Aortic Stenosis - Physical Exam

Auscultation of the heart in patients with aortic stenosis can be very helpful in both the diagnosis and determining the severity of disease.

The typical murmur of aortic stenosis is a high-pitched, "diamond shaped" crescendo-decrescendo, midsystolic ejection murmur heard best at the right upper sternal border radiating to the neck and carotid arteries (see figure below). In mild aortic stenosis, the murmur peaks in early systole. However, as the disease progresses the peak moves to later in systole since longer time is required to complete LV systole and aortic valve closure is delayed. The intensity of the murmur typically increases as disease progresses; however, when heart failure develops and cardiac output declines, the murmur becomes softer. Thus, the intensity of the murmur is not a good indicator of disease severity.
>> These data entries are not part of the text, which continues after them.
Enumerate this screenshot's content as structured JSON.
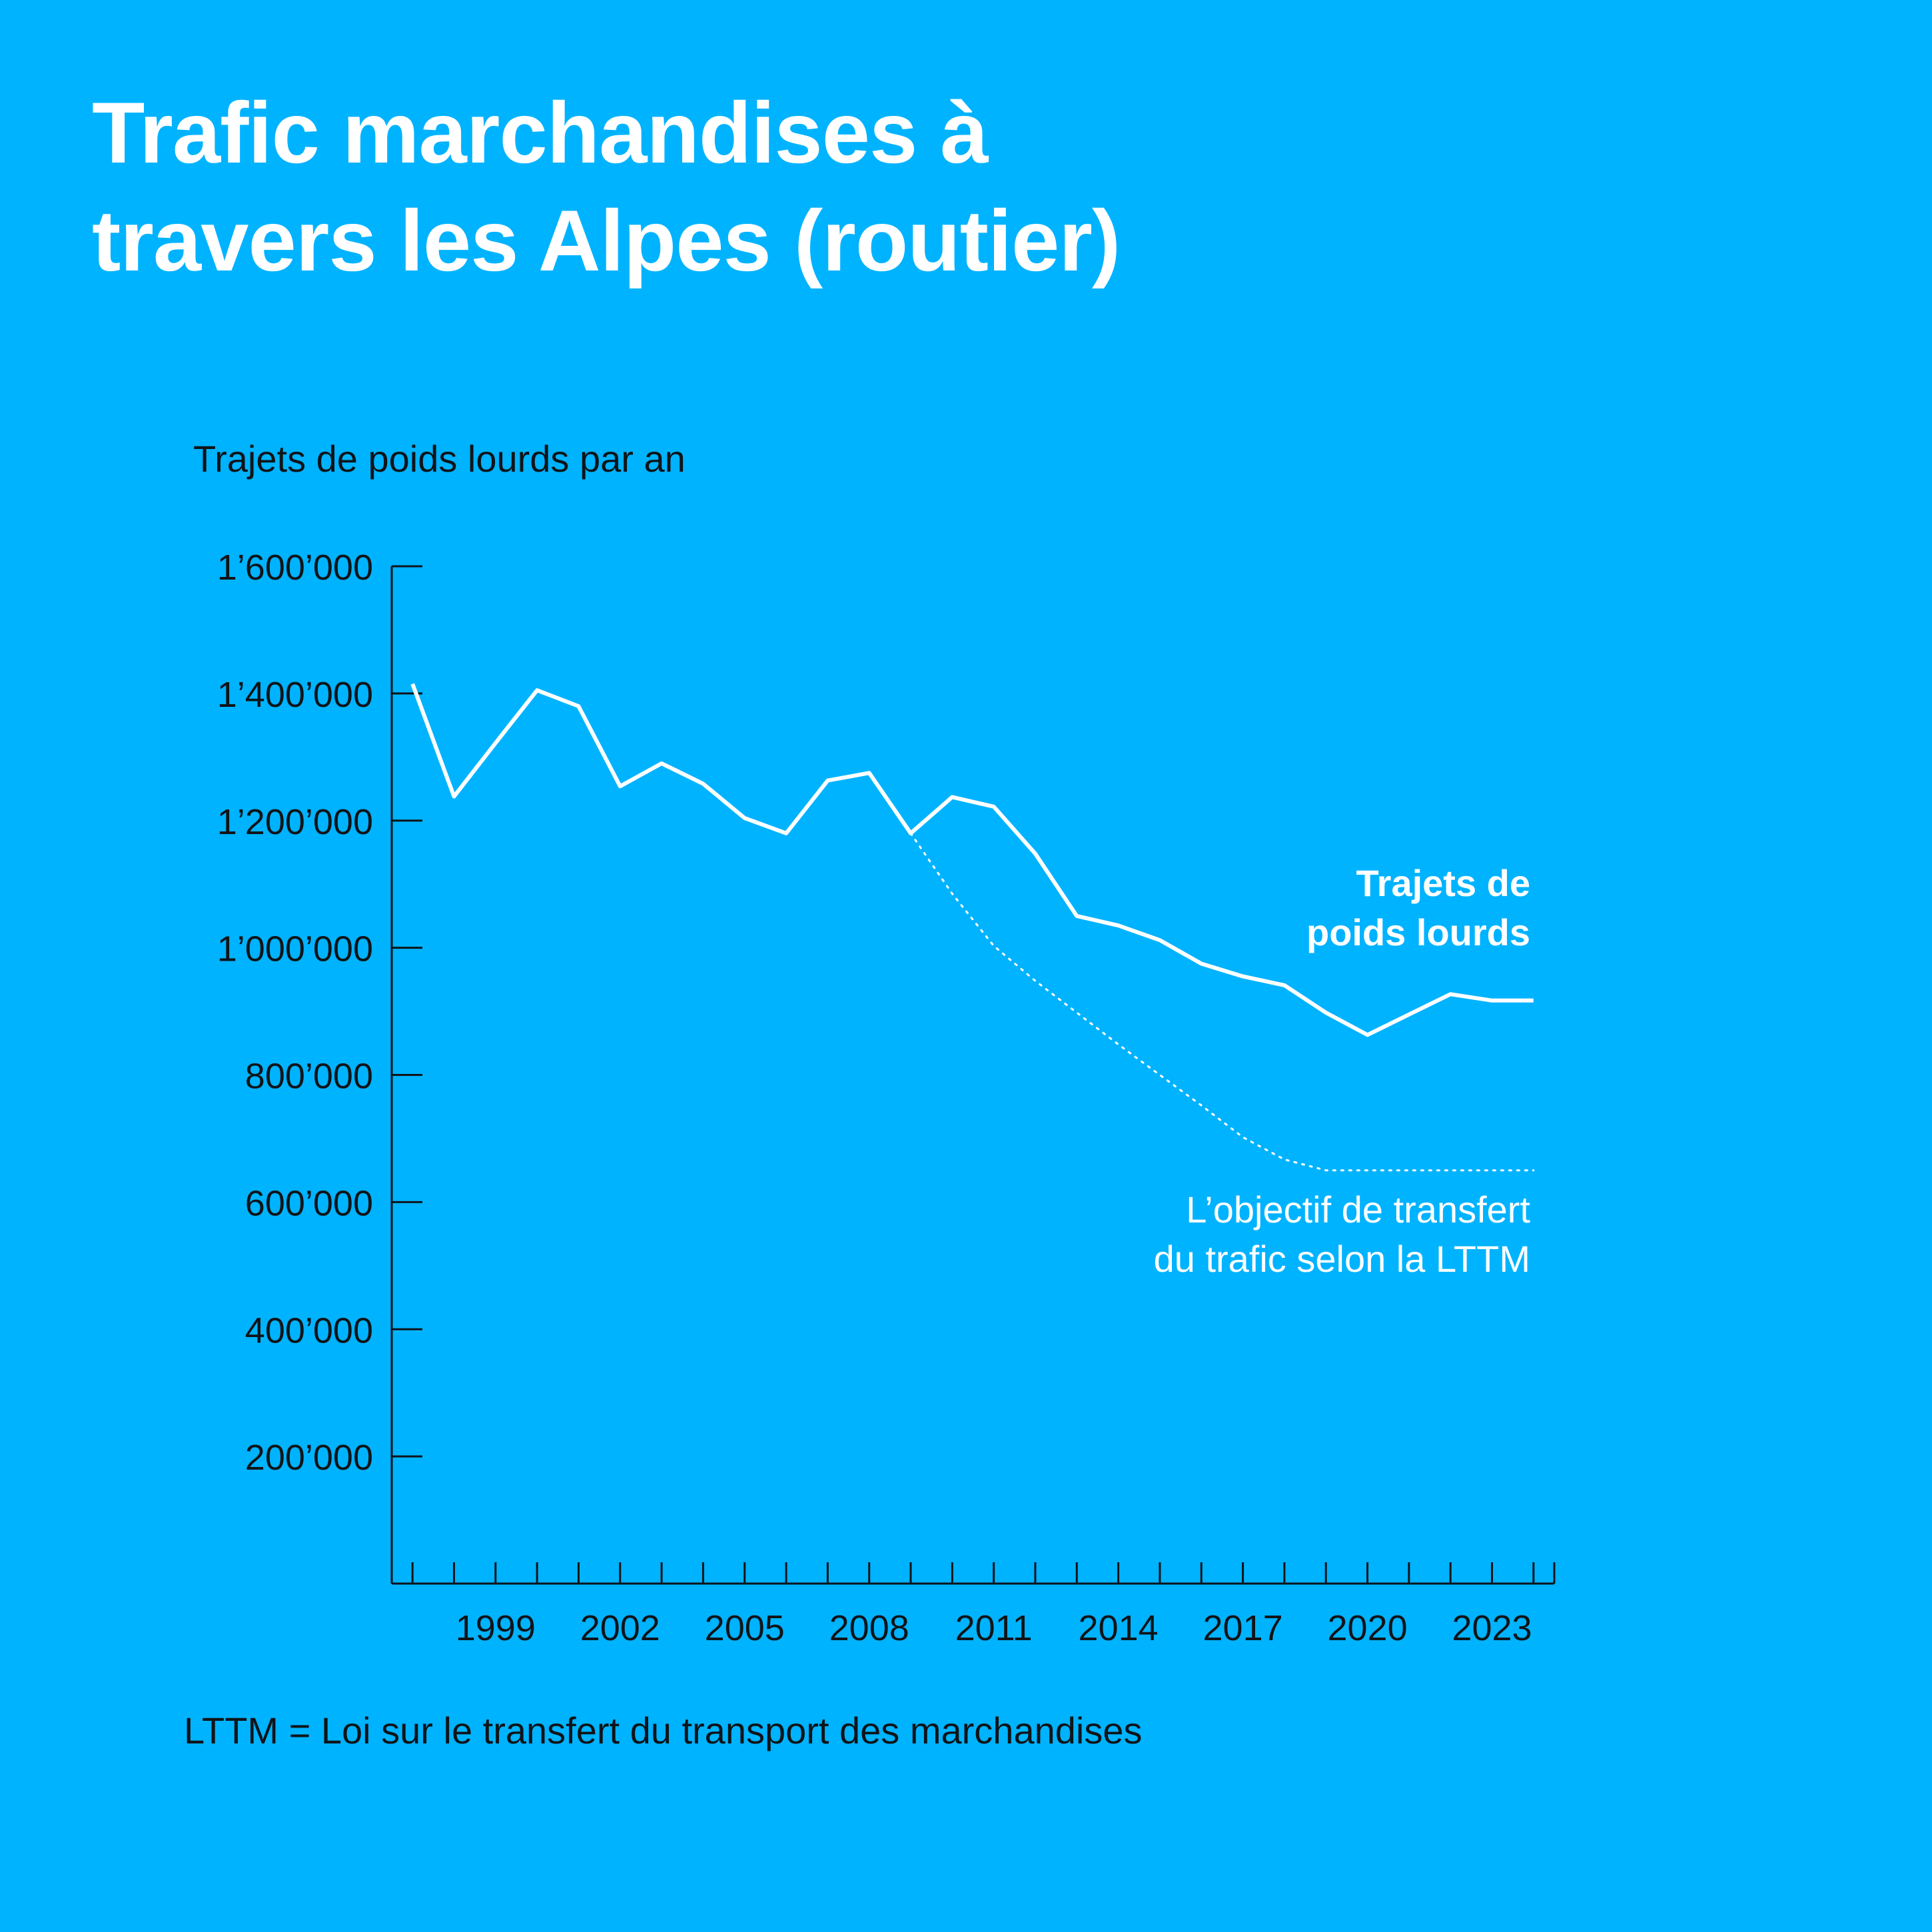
{
  "title_lines": [
    "Trafic marchandises à",
    "travers les Alpes (routier)"
  ],
  "footnote": "LTTM = Loi sur le transfert du transport des marchandises",
  "colors": {
    "background": "#00b3ff",
    "line": "#ffffff",
    "axis": "#101418"
  },
  "chart_data": {
    "type": "line",
    "title": "Trafic marchandises à travers les Alpes (routier)",
    "ylabel": "Trajets de poids lourds par an",
    "xlabel": "",
    "x": [
      1997,
      1998,
      1999,
      2000,
      2001,
      2002,
      2003,
      2004,
      2005,
      2006,
      2007,
      2008,
      2009,
      2010,
      2011,
      2012,
      2013,
      2014,
      2015,
      2016,
      2017,
      2018,
      2019,
      2020,
      2021,
      2022,
      2023,
      2024
    ],
    "xlim": [
      1996.5,
      2024.5
    ],
    "ylim": [
      0,
      1600000
    ],
    "yticks": [
      200000,
      400000,
      600000,
      800000,
      1000000,
      1200000,
      1400000,
      1600000
    ],
    "ytick_labels": [
      "200’000",
      "400’000",
      "600’000",
      "800’000",
      "1’000’000",
      "1’200’000",
      "1’400’000",
      "1’600’000"
    ],
    "xtick_labels": [
      {
        "year": 1999,
        "label": "1999"
      },
      {
        "year": 2002,
        "label": "2002"
      },
      {
        "year": 2005,
        "label": "2005"
      },
      {
        "year": 2008,
        "label": "2008"
      },
      {
        "year": 2011,
        "label": "2011"
      },
      {
        "year": 2014,
        "label": "2014"
      },
      {
        "year": 2017,
        "label": "2017"
      },
      {
        "year": 2020,
        "label": "2020"
      },
      {
        "year": 2023,
        "label": "2023"
      }
    ],
    "grid": false,
    "series": [
      {
        "name": "Trajets de poids lourds",
        "label_lines": [
          "Trajets de",
          "poids lourds"
        ],
        "style": "solid",
        "x": [
          1997,
          1998,
          1999,
          2000,
          2001,
          2002,
          2003,
          2004,
          2005,
          2006,
          2007,
          2008,
          2009,
          2010,
          2011,
          2012,
          2013,
          2014,
          2015,
          2016,
          2017,
          2018,
          2019,
          2020,
          2021,
          2022,
          2023,
          2024
        ],
        "values": [
          1415000,
          1238000,
          1322000,
          1405000,
          1380000,
          1254000,
          1290000,
          1258000,
          1204000,
          1180000,
          1263000,
          1275000,
          1180000,
          1237000,
          1222000,
          1148000,
          1050000,
          1035000,
          1012000,
          975000,
          955000,
          941000,
          898000,
          863000,
          895000,
          927000,
          917000,
          917000
        ]
      },
      {
        "name": "L’objectif de transfert du trafic selon la LTTM",
        "label_lines": [
          "L’objectif de transfert",
          "du trafic selon la LTTM"
        ],
        "style": "dotted",
        "x": [
          2009,
          2010,
          2011,
          2012,
          2013,
          2014,
          2015,
          2016,
          2017,
          2018,
          2019,
          2020,
          2021,
          2022,
          2023,
          2024
        ],
        "values": [
          1180000,
          1085000,
          1003000,
          948000,
          898000,
          848000,
          800000,
          752000,
          702000,
          667000,
          650000,
          650000,
          650000,
          650000,
          650000,
          650000
        ]
      }
    ]
  }
}
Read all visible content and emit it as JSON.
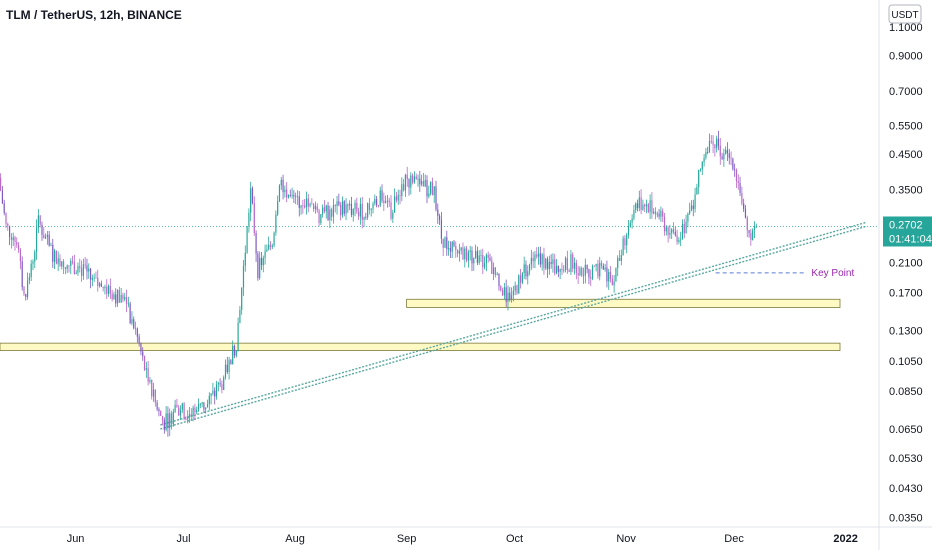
{
  "header": {
    "title": "TLM / TetherUS, 12h, BINANCE"
  },
  "currency_button": {
    "label": "USDT"
  },
  "price_tag": {
    "price": "0.2702",
    "countdown": "01:41:04"
  },
  "annotation": {
    "label": "Key Point"
  },
  "colors": {
    "up": "#26a69a",
    "down": "#ba68c8",
    "down_alt": "#7e57c2",
    "zone_fill": "#fff9c4",
    "zone_stroke": "#7a7a3a",
    "trendline": "#5aa9a0",
    "current_line": "#26a69a",
    "keypoint": "#9c27b0",
    "price_tag_bg": "#26a69a",
    "axis_text": "#131722"
  },
  "chart_data": {
    "type": "candlestick",
    "scale": "log",
    "ylim": [
      0.032,
      1.3
    ],
    "y_ticks": [
      "1.1000",
      "0.9000",
      "0.7000",
      "0.5500",
      "0.4500",
      "0.3500",
      "0.2702",
      "0.2100",
      "0.1700",
      "0.1300",
      "0.1050",
      "0.0850",
      "0.0650",
      "0.0530",
      "0.0430",
      "0.0350"
    ],
    "x_ticks": [
      "Jun",
      "Jul",
      "Aug",
      "Sep",
      "Oct",
      "Nov",
      "Dec",
      "2022"
    ],
    "x_range": [
      "2021-05-11",
      "2022-01-10"
    ],
    "current_price": 0.2702,
    "series_points": [
      [
        "2021-05-11",
        0.38
      ],
      [
        "2021-05-13",
        0.27
      ],
      [
        "2021-05-16",
        0.245
      ],
      [
        "2021-05-18",
        0.165
      ],
      [
        "2021-05-20",
        0.2
      ],
      [
        "2021-05-22",
        0.28
      ],
      [
        "2021-05-26",
        0.22
      ],
      [
        "2021-05-29",
        0.21
      ],
      [
        "2021-06-03",
        0.2
      ],
      [
        "2021-06-07",
        0.18
      ],
      [
        "2021-06-11",
        0.17
      ],
      [
        "2021-06-15",
        0.16
      ],
      [
        "2021-06-18",
        0.13
      ],
      [
        "2021-06-21",
        0.095
      ],
      [
        "2021-06-24",
        0.075
      ],
      [
        "2021-06-26",
        0.068
      ],
      [
        "2021-06-30",
        0.075
      ],
      [
        "2021-07-03",
        0.072
      ],
      [
        "2021-07-08",
        0.078
      ],
      [
        "2021-07-12",
        0.09
      ],
      [
        "2021-07-16",
        0.12
      ],
      [
        "2021-07-18",
        0.2
      ],
      [
        "2021-07-20",
        0.35
      ],
      [
        "2021-07-22",
        0.2
      ],
      [
        "2021-07-24",
        0.22
      ],
      [
        "2021-07-26",
        0.24
      ],
      [
        "2021-07-28",
        0.38
      ],
      [
        "2021-07-31",
        0.33
      ],
      [
        "2021-08-04",
        0.32
      ],
      [
        "2021-08-08",
        0.29
      ],
      [
        "2021-08-14",
        0.31
      ],
      [
        "2021-08-20",
        0.3
      ],
      [
        "2021-08-25",
        0.33
      ],
      [
        "2021-08-28",
        0.3
      ],
      [
        "2021-09-01",
        0.38
      ],
      [
        "2021-09-05",
        0.36
      ],
      [
        "2021-09-09",
        0.35
      ],
      [
        "2021-09-11",
        0.25
      ],
      [
        "2021-09-14",
        0.23
      ],
      [
        "2021-09-19",
        0.22
      ],
      [
        "2021-09-24",
        0.21
      ],
      [
        "2021-09-26",
        0.19
      ],
      [
        "2021-09-29",
        0.165
      ],
      [
        "2021-10-01",
        0.168
      ],
      [
        "2021-10-04",
        0.2
      ],
      [
        "2021-10-08",
        0.22
      ],
      [
        "2021-10-13",
        0.2
      ],
      [
        "2021-10-17",
        0.21
      ],
      [
        "2021-10-21",
        0.195
      ],
      [
        "2021-10-26",
        0.2
      ],
      [
        "2021-10-29",
        0.185
      ],
      [
        "2021-11-01",
        0.25
      ],
      [
        "2021-11-03",
        0.3
      ],
      [
        "2021-11-06",
        0.32
      ],
      [
        "2021-11-10",
        0.3
      ],
      [
        "2021-11-14",
        0.25
      ],
      [
        "2021-11-17",
        0.26
      ],
      [
        "2021-11-20",
        0.32
      ],
      [
        "2021-11-23",
        0.45
      ],
      [
        "2021-11-25",
        0.52
      ],
      [
        "2021-11-28",
        0.45
      ],
      [
        "2021-12-01",
        0.43
      ],
      [
        "2021-12-03",
        0.35
      ],
      [
        "2021-12-05",
        0.25
      ],
      [
        "2021-12-07",
        0.2702
      ]
    ],
    "zones": [
      {
        "from": "2021-09-01",
        "to": "2022-01-01",
        "low": 0.153,
        "high": 0.162
      },
      {
        "from": "2021-05-11",
        "to": "2022-01-01",
        "low": 0.113,
        "high": 0.119
      }
    ],
    "trendline": {
      "from": [
        "2021-06-24",
        0.066
      ],
      "to": [
        "2022-01-10",
        0.28
      ]
    },
    "key_point": {
      "date": "2021-12-07",
      "price": 0.195,
      "to": "2021-12-20"
    }
  }
}
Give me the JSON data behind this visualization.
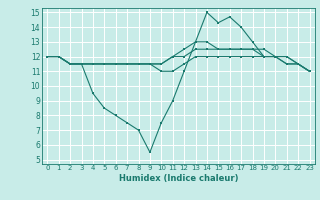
{
  "xlabel": "Humidex (Indice chaleur)",
  "bg_color": "#c8ece8",
  "grid_color": "#ffffff",
  "line_color": "#1a7a6e",
  "xlim": [
    -0.5,
    23.5
  ],
  "ylim": [
    4.7,
    15.3
  ],
  "xticks": [
    0,
    1,
    2,
    3,
    4,
    5,
    6,
    7,
    8,
    9,
    10,
    11,
    12,
    13,
    14,
    15,
    16,
    17,
    18,
    19,
    20,
    21,
    22,
    23
  ],
  "yticks": [
    5,
    6,
    7,
    8,
    9,
    10,
    11,
    12,
    13,
    14,
    15
  ],
  "line1_x": [
    0,
    1,
    2,
    3,
    4,
    5,
    6,
    7,
    8,
    9,
    10,
    11,
    12,
    13,
    14,
    15,
    16,
    17,
    18,
    19,
    20,
    21,
    22,
    23
  ],
  "line1_y": [
    12.0,
    12.0,
    11.5,
    11.5,
    11.5,
    11.5,
    11.5,
    11.5,
    11.5,
    11.5,
    11.0,
    11.0,
    11.5,
    12.0,
    12.0,
    12.0,
    12.0,
    12.0,
    12.0,
    12.0,
    12.0,
    12.0,
    11.5,
    11.0
  ],
  "line2_x": [
    0,
    1,
    2,
    3,
    4,
    5,
    6,
    7,
    8,
    9,
    10,
    11,
    12,
    13,
    14,
    15,
    16,
    17,
    18,
    19,
    20,
    21,
    22,
    23
  ],
  "line2_y": [
    12.0,
    12.0,
    11.5,
    11.5,
    11.5,
    11.5,
    11.5,
    11.5,
    11.5,
    11.5,
    11.5,
    12.0,
    12.0,
    12.5,
    12.5,
    12.5,
    12.5,
    12.5,
    12.5,
    12.5,
    12.0,
    11.5,
    11.5,
    11.0
  ],
  "line3_x": [
    0,
    1,
    2,
    3,
    4,
    5,
    6,
    7,
    8,
    9,
    10,
    11,
    12,
    13,
    14,
    15,
    16,
    17,
    18,
    19,
    20,
    21,
    22,
    23
  ],
  "line3_y": [
    12.0,
    12.0,
    11.5,
    11.5,
    11.5,
    11.5,
    11.5,
    11.5,
    11.5,
    11.5,
    11.5,
    12.0,
    12.5,
    13.0,
    13.0,
    12.5,
    12.5,
    12.5,
    12.5,
    12.0,
    12.0,
    12.0,
    11.5,
    11.0
  ],
  "line4_x": [
    0,
    1,
    2,
    3,
    4,
    5,
    6,
    7,
    8,
    9,
    10,
    11,
    12,
    13,
    14,
    15,
    16,
    17,
    18,
    19,
    20,
    21,
    22,
    23
  ],
  "line4_y": [
    12.0,
    12.0,
    11.5,
    11.5,
    9.5,
    8.5,
    8.0,
    7.5,
    7.0,
    5.5,
    7.5,
    9.0,
    11.0,
    13.0,
    15.0,
    14.3,
    14.7,
    14.0,
    13.0,
    12.0,
    12.0,
    11.5,
    11.5,
    11.0
  ]
}
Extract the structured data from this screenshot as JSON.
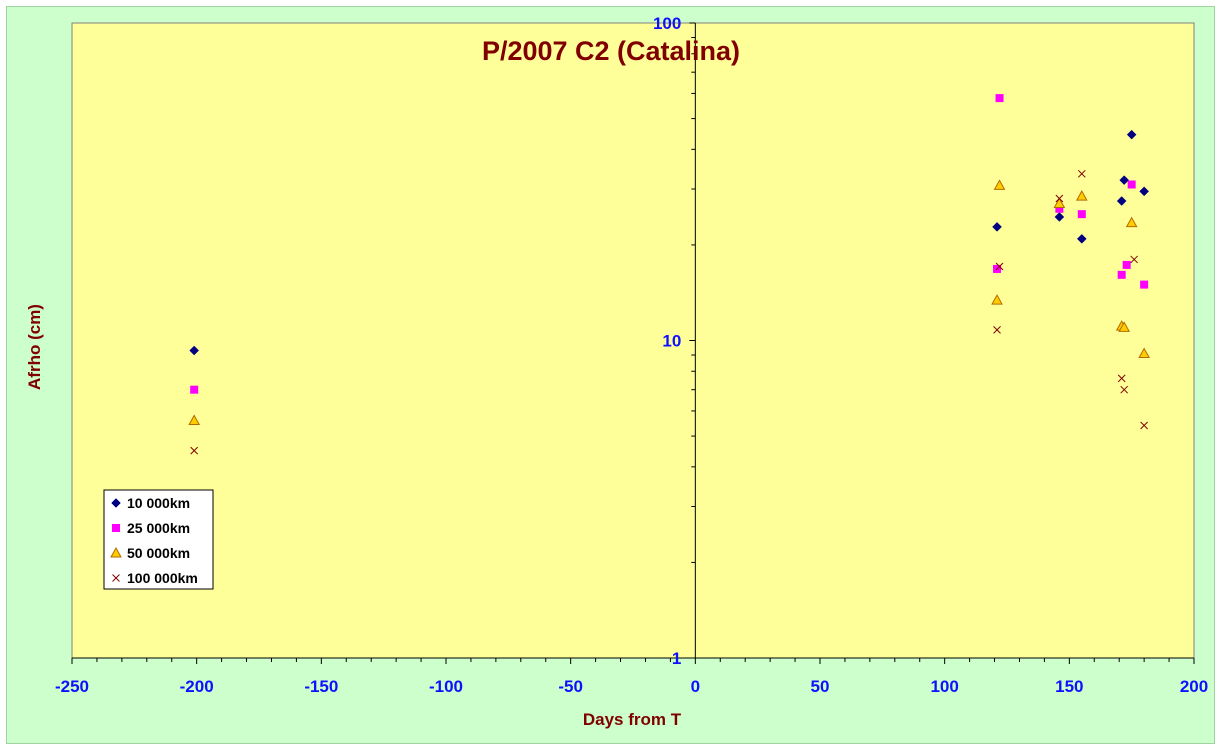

Auscultation at the cardiac apex may reveal a murmur that may sound midsystolic or holosystolic and may mimic the murmur of mitral regurgitation. However, this is commonly the result of radiation of the murmur of aortic stenosis to the apex rather than coexistent mitral regurgitation. This finding is referred to as "Gallavardin dissociation." To determine if the apical murmur is indeed due to mitral regurgitation or radiation of the murmur of aortic stenosis, dynamic auscultation can be undertaken (see section on dynamic auscultation). At times, the murmur of hypertrophic cardiomyopathy can also mimic the murmur of aortic stenosis. The Valsalva maneuver decreases the murmur of aortic stenosis while it increases the murmur of hypertrophic cardiomyopathy.

The S2 heart sound is often paradoxically split in patients with aortic stenosis due to the significantly delayed closure of the aortic valve, a result of the increased time needed to complete LV systole.

As disease progresses and the aortic valve leaflets lose their mobility, the intensity of S2 decreases. When the S2 sound is no longer audible, it can be concluded that the aortic stenosis is relatively severe. An S4 heart sound is also often present due to the severe concentric left ventricular hypertrophy that develops in aortic stenosis. If an S3 heart sound is present, then significant systolic dysfunction has developed, which is common in end-stage aortic stenosis.

Perhaps the best bedside method to estimate the severity of aortic stenosis is derived from evaluation of the carotid arteries. The phenomenon known as "pulsus parvus et tardus" refers to a weak (parvus) and delayed (tardus) carotid upstroke. To asses for "parvus," it is often helpful to palpate one’s own carotid artery while concurrently palpating the patient's carotid artery. It is important to note that in some elderly individuals the carotids may be stiff due to calcification, which may falsely normalize the carotid upstroke. To assess for "tardus," auscultate the patient's S2 heart sound while palpating their carotid upstroke. The S2 and carotid upstroke should occur almost simultaneously. If the carotid upstroke comes significantly after the S2 heart sound, "tardus" is present indicating severe aortic stenosis. Other physical exam findings in patients with aortic stenosis include those of both right and left heart failure.